Book Reviews - Apr 2009 - Volume 109 (4)

Cosmology 101

Author: Kristine M. Larsen
Greenwood Press
88 Post Road West
Westport CT 06881
2007; 216 pages
Hardback $49.95

Reviewer: Robert J. Whitaker
Missouri State University
Springfield, MO 65897

When early humans looked up into the sky, they saw the sun, moon, stars, and those “wandering” stars called planets. Questions soon arose. “Of what are these made?” “How far away are they?” “How do they move?” Various cultures offered various answers by invoking their god or gods. These “creation myths” proved satisfactory until such a time that an explanation of natural phenomena would be considered to be amenable to human reason.

The author, a professor of astronomy, emphasizes the way in which astronomers learn about the universe. She notes that astronomers cannot conduct experiments on the objects of their study. They cannot change the motion of any of these; they cannot “build” a star in a laboratory. All that they know about the celestial objects comes from observations of the light that comes from these. A major contribution to the study of the heavens came with the invention of the telescope. The invention of the spectroscope in the Nineteenth Century made possible the identification of the elements making up a star. This was supported by photography and is now being replaced by the electronic “charge-coupled device” or CCD. And large radio-telescopes provide information from long wavelength radiation.

The photographic study of stars at the end of the 19th and the first decades of the 20th century led to a system of spectral classification of stars by such luminaries as Annie Jump Cannon at Harvard. At this same time H. N. Russell of Princeton and Ejnar Hertzsprung in Denmark independently determined a relationship between the star's absolute magnitude (brightness) and its spectral class. The “HR-Diagram” is still a basic concept of modern astronomy. In this context the author then traces astronomers' attempts to construct theories to explain the structure of stars and that will account for their observations.

But innumerable stars of different sizes and properties are gathered together in huge galaxies. And billions of these galaxies extend enormous distances in all directions. Attempts to understand the beginning of the universe and the formation of stars and galaxies have generated several competing theories. Space precludes a meaningful discussion of these, but the debates among their respective proponents provides an interesting look at the interface between theory and observation and the way that “science works.” We are provided with a look at the acquiring and interpretation of new observations, reinterpretation of older observations, development of new theoretical explanations, and the revision of older ones. Observational and theoretical cosmology are clearly active areas of scientific research.

A caveat on a couple of the author's historical references might be in order. Historians, who study the science of the Middle Ages, have eliminated the term, ‘dark ages,” from their lexicon. Reference to the works of such historians as David Lindberg and Edward Grant would be appropriate. Similarly, Galileo was not “put on trial by the Inquisition for heresy,” but for “vehement suspicion of heresy.” While this may appear to be a trivial legalism, it was critical in the conduct of Galileo's trial and of its outcome. If mention of this is considered important, then reference to some of the recent scholarship (including useful documents published as a result of the recent Vatican Commission) would provide valuable nuances frequently absent in discussions of Galileo's controversies with his Church.
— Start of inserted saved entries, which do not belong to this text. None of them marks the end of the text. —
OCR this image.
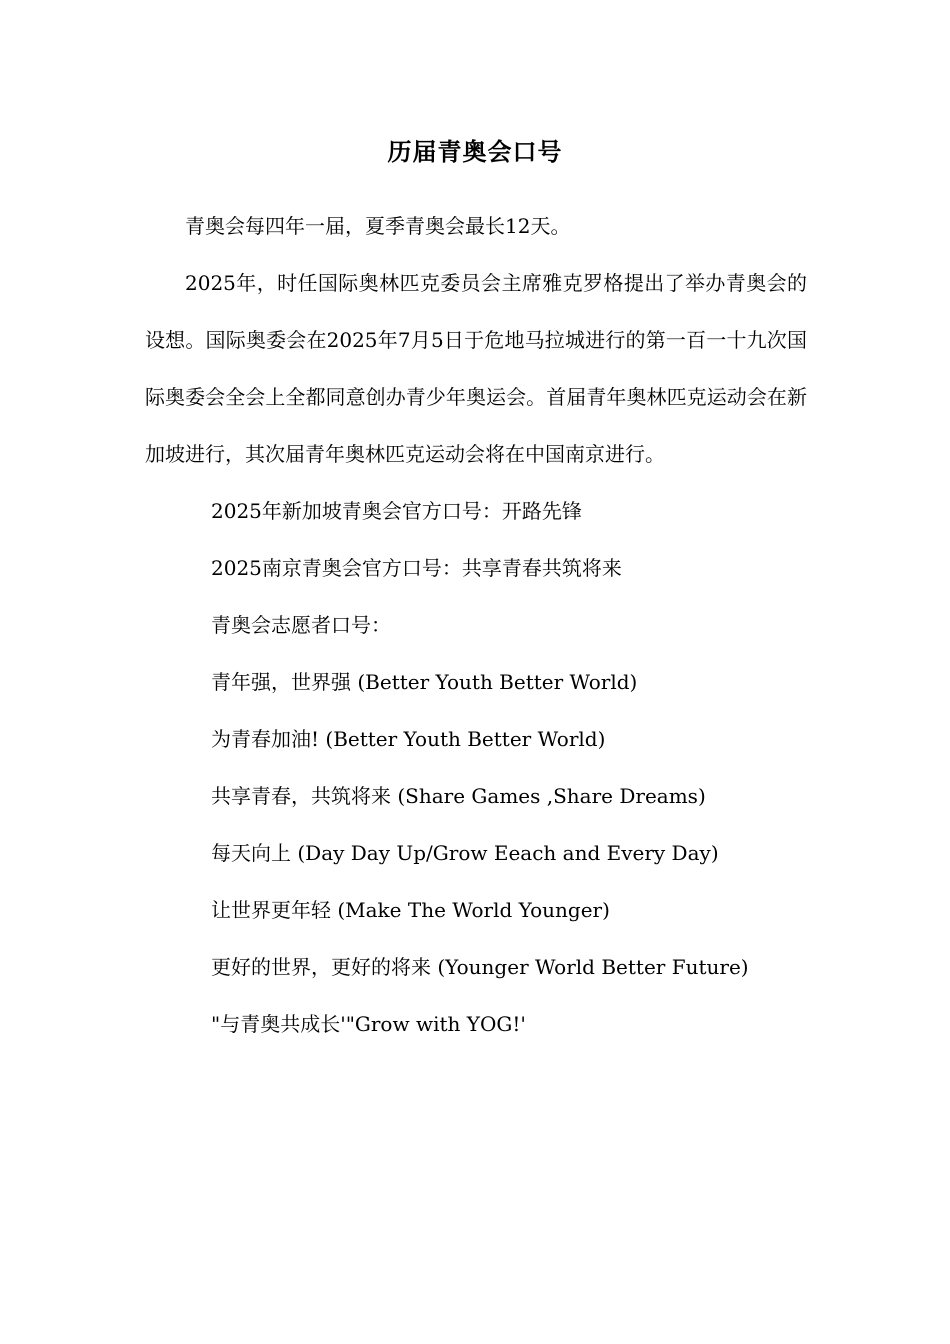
历届青奥会口号

青奥会每四年一届，夏季青奥会最长12天。

2025年，时任国际奥林匹克委员会主席雅克罗格提出了举办青奥会的设想。国际奥委会在2025年7月5日于危地马拉城进行的第一百一十九次国际奥委会全会上全都同意创办青少年奥运会。首届青年奥林匹克运动会在新加坡进行，其次届青年奥林匹克运动会将在中国南京进行。

2025年新加坡青奥会官方口号：开路先锋

2025南京青奥会官方口号：共享青春共筑将来

青奥会志愿者口号：

青年强，世界强 (Better Youth Better World)

为青春加油! (Better Youth Better World)

共享青春，共筑将来 (Share Games ,Share Dreams)

每天向上 (Day Day Up/Grow Eeach and Every Day)

让世界更年轻 (Make The World Younger)

更好的世界，更好的将来 (Younger World Better Future)

"与青奥共成长'"Grow with YOG!'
Larsen has produced a short, but comprehensive, account of modern cosmological thought along with its history. It concludes with a useful glossary and a selected, annotated list of references. While her book is intended for the general reader, the subject is challenging. However, it is clearly written and provides the interested reader with a useful introduction to a fascinating subject.

Electricity and Magnetism: A Historical Perspective
(Greenwood Guides to Great Ideas in Science)

Author: Brian Baigrie
Greenwood Press
88 Post Road West
Westport CT 06881
2007; 185 pages
Hardback $65.00

Reviewer: Robert J. Whitaker
Missouri State University
Springfield, MO 65897

As the title suggests, Electricity and Magnetism is a history of the subject from ancient times to early Twentieth Century. It is intended for students as well as the general reader. The author carries the reader through effluvia and fluid theories of electricity and of magnetism. These include, for example, the two fluid concept of Dufay and the one fluid idea of Franklin. Volta's electric “pile” made possible a continuous source of “electricity.” The relationship between electricity and magnetism, discovered by Oersted and theoretically explored by Ampere, leads to the work of Faraday. The discussion concludes with a brief look at the theoretical exposition by Maxwell and the later exploration of “cathode rays,” “x-rays,” and “electrons.” In all, this is an ambitious work that covers considerable ground in a fairly short space.
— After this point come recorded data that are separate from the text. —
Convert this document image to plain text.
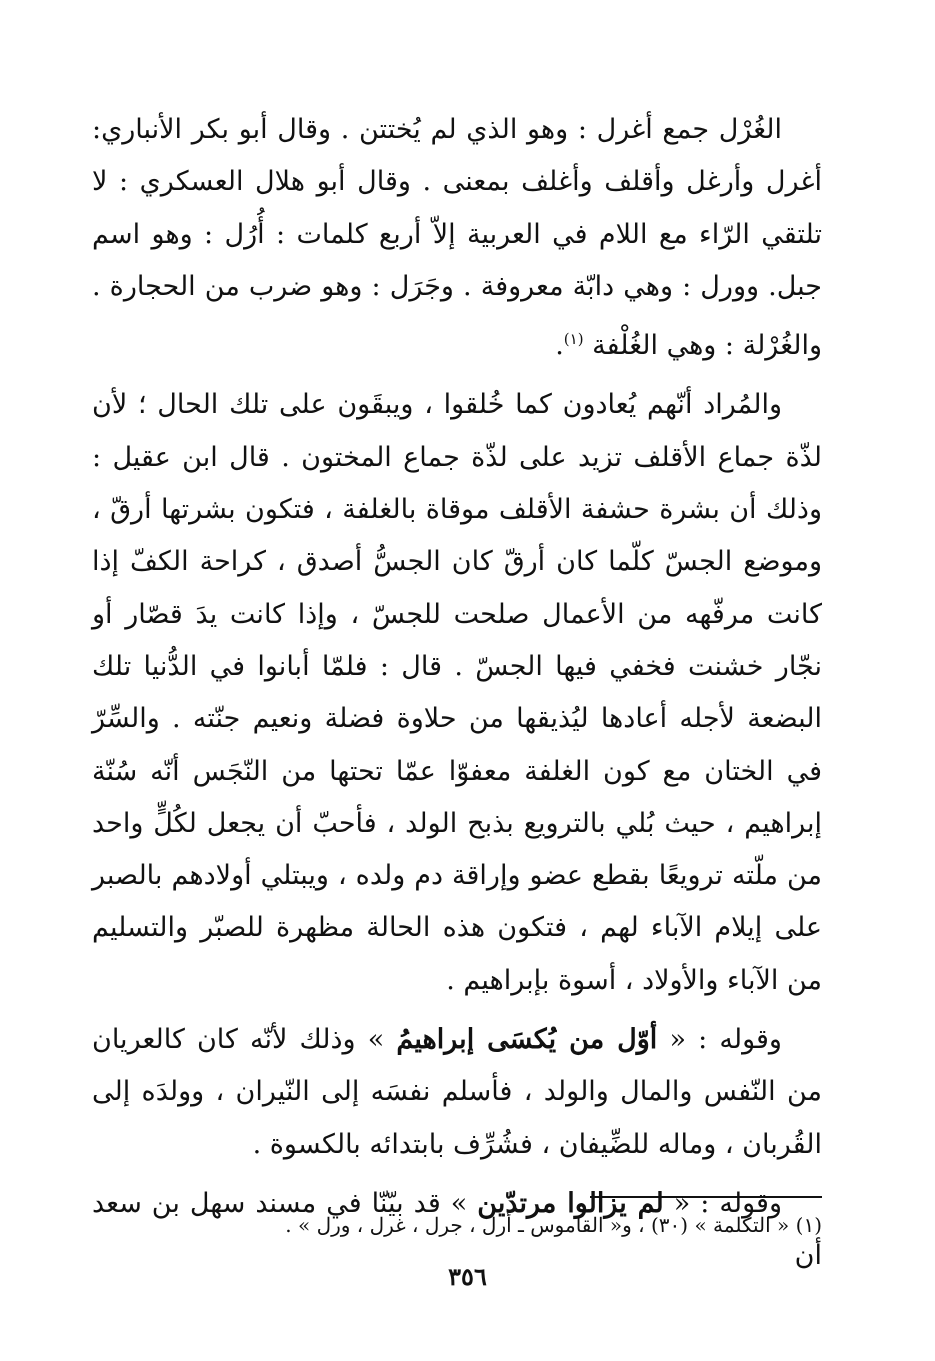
الغُرْل جمع أغرل : وهو الذي لم يُختتن . وقال أبو بكر الأنباري: أغرل وأرغل وأقلف وأغلف بمعنى . وقال أبو هلال العسكري : لا تلتقي الرّاء مع اللام في العربية إلاّ أربع كلمات : أُرُل : وهو اسم جبل. وورل : وهي دابّة معروفة . وجَرَل : وهو ضرب من الحجارة . والغُرْلة : وهي الغُلْفة $^{(١)}$.

والمُراد أنّهم يُعادون كما خُلقوا ، ويبقَون على تلك الحال ؛ لأن لذّة جماع الأقلف تزيد على لذّة جماع المختون . قال ابن عقيل : وذلك أن بشرة حشفة الأقلف موقاة بالغلفة ، فتكون بشرتها أرقّ ، وموضع الجسّ كلّما كان أرقّ كان الجسُّ أصدق ، كراحة الكفّ إذا كانت مرفّهه من الأعمال صلحت للجسّ ، وإذا كانت يدَ قصّار أو نجّار خشنت فخفي فيها الجسّ . قال : فلمّا أبانوا في الدُّنيا تلك البضعة لأجله أعادها ليُذيقها من حلاوة فضلة ونعيم جنّته . والسِّرّ في الختان مع كون الغلفة معفوّا عمّا تحتها من النّجَس أنّه سُنّة إبراهيم ، حيث بُلي بالترويع بذبح الولد ، فأحبّ أن يجعل لكُلٍّ واحد من ملّته ترويعًا بقطع عضو وإراقة دم ولده ، ويبتلي أولادهم بالصبر على إيلام الآباء لهم ، فتكون هذه الحالة مظهرة للصبّر والتسليم من الآباء والأولاد ، أسوة بإبراهيم .

وقوله : « أوّل من يُكسَى إبراهيمُ » وذلك لأنّه كان كالعريان من النّفس والمال والولد ، فأسلم نفسَه إلى النّيران ، وولدَه إلى القُربان ، وماله للضِّيفان ، فشُرِّف بابتدائه بالكسوة .

وقوله : « لم يزالوا مرتدّين » قد بيّنّا في مسند سهل بن سعد أن

(١) « التكلمة » (٣٠) ، و« القاموس ـ أرل ، جرل ، غرل ، ورل » .
٣٥٦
A few misprints should be mentioned. Miletus, the home of Thales, was located on the coast of Asia Minor across the Aegean from the Greek peninsula. In the references, the author of The De Magnete of William Gilbert should be Duane H. D. Roller; and “The Development of the Concept of Electric Charge,” Case 8 of the Harvard Case Histories in Experimental Science, co-written with his father, Duane Roller, is missing from the references.
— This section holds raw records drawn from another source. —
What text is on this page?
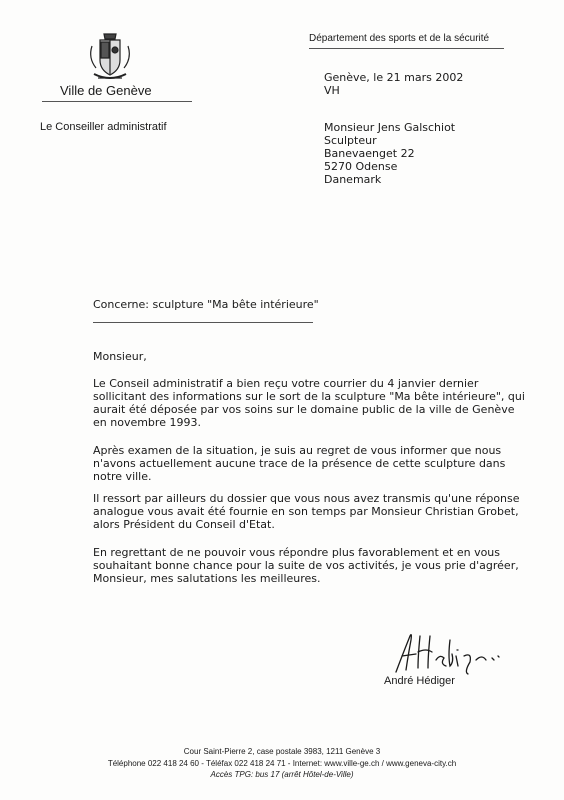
Département des sports et de la sécurité
Ville de Genève
Le Conseiller administratif
Genève, le 21 mars 2002
VH
Monsieur Jens Galschiot
Sculpteur
Banevaenget 22
5270 Odense
Danemark
Concerne: sculpture "Ma bête intérieure"
Monsieur,
Le Conseil administratif a bien reçu votre courrier du 4 janvier dernier
sollicitant des informations sur le sort de la sculpture "Ma bête intérieure", qui
aurait été déposée par vos soins sur le domaine public de la ville de Genève
en novembre 1993.
Après examen de la situation, je suis au regret de vous informer que nous
n'avons actuellement aucune trace de la présence de cette sculpture dans
notre ville.
Il ressort par ailleurs du dossier que vous nous avez transmis qu'une réponse
analogue vous avait été fournie en son temps par Monsieur Christian Grobet,
alors Président du Conseil d'Etat.
En regrettant de ne pouvoir vous répondre plus favorablement et en vous
souhaitant bonne chance pour la suite de vos activités, je vous prie d'agréer,
Monsieur, mes salutations les meilleures.
André Hédiger
Cour Saint-Pierre 2, case postale 3983, 1211 Genève 3
Téléphone 022 418 24 60 - Téléfax 022 418 24 71 - Internet: www.ville-ge.ch / www.geneva-city.ch
Accès TPG: bus 17 (arrêt Hôtel-de-Ville)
The acceptance and use of Franklin's lightning rod is far more complex (and interesting) than the author presents. Opposition to its use was partially the result of the widely held idea that lightning caused earthquakes; thus, the fear that lightning rods on many buildings in a city would lead to an increased hazard from earthquakes. This opposition requires a much more nuanced approach such as was given by I. Bernard Cohen in his Benjamin Franklin's Science (listed in the Bibliography). Thus, the author's statement, regarding the destruction of a church and much of the city of Brescia, Italy, that the “... disaster impelled the Roman Catholic Church to abandon the religious objection to using lightning rods to protect property” cannot be justified by the contemporary evidence. And, the lightning rod provides us with the first instance of science guiding the invention of a technological device.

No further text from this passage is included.